2. “リスクのある投資”が過剰に正当化される危険
制度の名前を利用した「高齢者向けだから安全」と誤認させる詐欺的手法が逆に増えるリスクも。
3. 現行NISAでも高齢者は利用可能
すでに新NISAは年齢制限がなく、高齢者も非課税投資が可能です。わざわざ別制度を作る必要性を疑問視する声もあります。
4. 自己責任論が強調されかねない
制度が整備される一方で、「制度があるのだから、あとは自己責任」という風潮が強まる可能性もあり、教育や支援とのバランスが課題となります。
高齢者NISAは、高齢者の資産を守ると同時に、“詐欺に強い仕組み”として注目されているものの、年齢層を問わず広がる金融詐欺の実態を踏まえれば、世代にかかわらず金融教育や相談体制の強化が必要です。

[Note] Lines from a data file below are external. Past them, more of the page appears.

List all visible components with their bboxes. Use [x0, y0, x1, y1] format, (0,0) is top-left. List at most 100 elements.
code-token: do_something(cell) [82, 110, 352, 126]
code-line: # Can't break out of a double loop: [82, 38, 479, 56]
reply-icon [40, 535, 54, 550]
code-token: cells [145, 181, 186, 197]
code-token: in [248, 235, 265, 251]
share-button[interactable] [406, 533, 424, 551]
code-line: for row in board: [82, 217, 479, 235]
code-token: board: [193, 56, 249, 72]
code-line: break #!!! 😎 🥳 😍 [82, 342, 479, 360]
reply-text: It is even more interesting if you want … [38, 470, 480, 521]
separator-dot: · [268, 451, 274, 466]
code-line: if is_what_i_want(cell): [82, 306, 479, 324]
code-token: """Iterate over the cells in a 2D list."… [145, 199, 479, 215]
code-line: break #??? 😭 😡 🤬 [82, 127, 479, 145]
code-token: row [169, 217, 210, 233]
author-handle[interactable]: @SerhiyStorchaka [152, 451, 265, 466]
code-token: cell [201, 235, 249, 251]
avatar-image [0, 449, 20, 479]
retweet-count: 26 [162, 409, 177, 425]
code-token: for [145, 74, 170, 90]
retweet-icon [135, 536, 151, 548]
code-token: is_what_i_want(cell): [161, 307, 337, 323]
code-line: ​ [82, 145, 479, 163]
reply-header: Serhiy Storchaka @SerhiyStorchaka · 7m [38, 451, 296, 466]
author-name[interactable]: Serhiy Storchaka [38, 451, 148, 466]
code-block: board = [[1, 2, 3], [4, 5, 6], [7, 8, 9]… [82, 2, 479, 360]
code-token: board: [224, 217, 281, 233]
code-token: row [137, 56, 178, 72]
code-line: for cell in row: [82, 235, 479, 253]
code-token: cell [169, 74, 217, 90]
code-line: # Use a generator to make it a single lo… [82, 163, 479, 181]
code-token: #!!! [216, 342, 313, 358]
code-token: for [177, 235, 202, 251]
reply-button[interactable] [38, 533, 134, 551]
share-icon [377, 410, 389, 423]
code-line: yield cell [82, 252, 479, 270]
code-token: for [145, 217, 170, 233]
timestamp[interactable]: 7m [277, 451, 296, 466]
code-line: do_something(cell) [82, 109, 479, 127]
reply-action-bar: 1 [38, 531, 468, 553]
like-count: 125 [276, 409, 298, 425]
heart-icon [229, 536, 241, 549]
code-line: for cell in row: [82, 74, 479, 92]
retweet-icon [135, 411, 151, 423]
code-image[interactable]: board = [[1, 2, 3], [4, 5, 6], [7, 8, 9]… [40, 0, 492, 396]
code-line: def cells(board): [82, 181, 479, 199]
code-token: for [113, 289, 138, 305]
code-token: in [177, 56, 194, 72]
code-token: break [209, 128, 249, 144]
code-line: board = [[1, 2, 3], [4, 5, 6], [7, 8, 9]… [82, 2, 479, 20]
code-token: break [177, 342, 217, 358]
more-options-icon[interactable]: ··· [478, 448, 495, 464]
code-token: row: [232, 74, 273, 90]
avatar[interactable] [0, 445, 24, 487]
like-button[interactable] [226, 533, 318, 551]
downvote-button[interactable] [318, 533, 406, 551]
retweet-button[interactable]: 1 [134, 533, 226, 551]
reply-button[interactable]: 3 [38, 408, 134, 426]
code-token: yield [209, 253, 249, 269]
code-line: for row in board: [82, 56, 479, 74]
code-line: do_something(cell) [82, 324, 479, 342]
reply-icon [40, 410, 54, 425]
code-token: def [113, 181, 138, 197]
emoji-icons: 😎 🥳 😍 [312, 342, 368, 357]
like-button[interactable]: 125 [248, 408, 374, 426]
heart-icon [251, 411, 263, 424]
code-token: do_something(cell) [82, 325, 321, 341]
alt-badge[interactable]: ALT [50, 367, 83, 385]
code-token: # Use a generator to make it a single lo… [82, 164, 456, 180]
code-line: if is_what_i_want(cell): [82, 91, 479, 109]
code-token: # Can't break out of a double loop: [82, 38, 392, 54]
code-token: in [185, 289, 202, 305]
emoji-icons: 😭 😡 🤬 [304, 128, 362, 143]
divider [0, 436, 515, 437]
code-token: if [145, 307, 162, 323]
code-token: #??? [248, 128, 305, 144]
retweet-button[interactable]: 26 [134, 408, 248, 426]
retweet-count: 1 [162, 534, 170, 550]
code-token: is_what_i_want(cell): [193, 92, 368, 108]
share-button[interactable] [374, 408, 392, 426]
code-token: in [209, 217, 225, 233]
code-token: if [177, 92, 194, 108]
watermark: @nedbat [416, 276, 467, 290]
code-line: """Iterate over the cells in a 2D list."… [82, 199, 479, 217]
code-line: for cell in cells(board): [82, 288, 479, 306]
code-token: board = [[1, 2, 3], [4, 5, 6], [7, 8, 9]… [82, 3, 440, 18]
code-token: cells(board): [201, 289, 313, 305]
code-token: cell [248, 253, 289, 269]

投資を「危ないもの」として避けるのではなく、制度としての安全網の中で活用する。その第一歩としての「高齢者NISA」は、一考に値するアイデアではあるでしょう。
しかし、制度ができればそれで解決ではなく、誰もが安心して金融と向き合える社会をどう実現するか――今後の議論の焦点はそこにあります。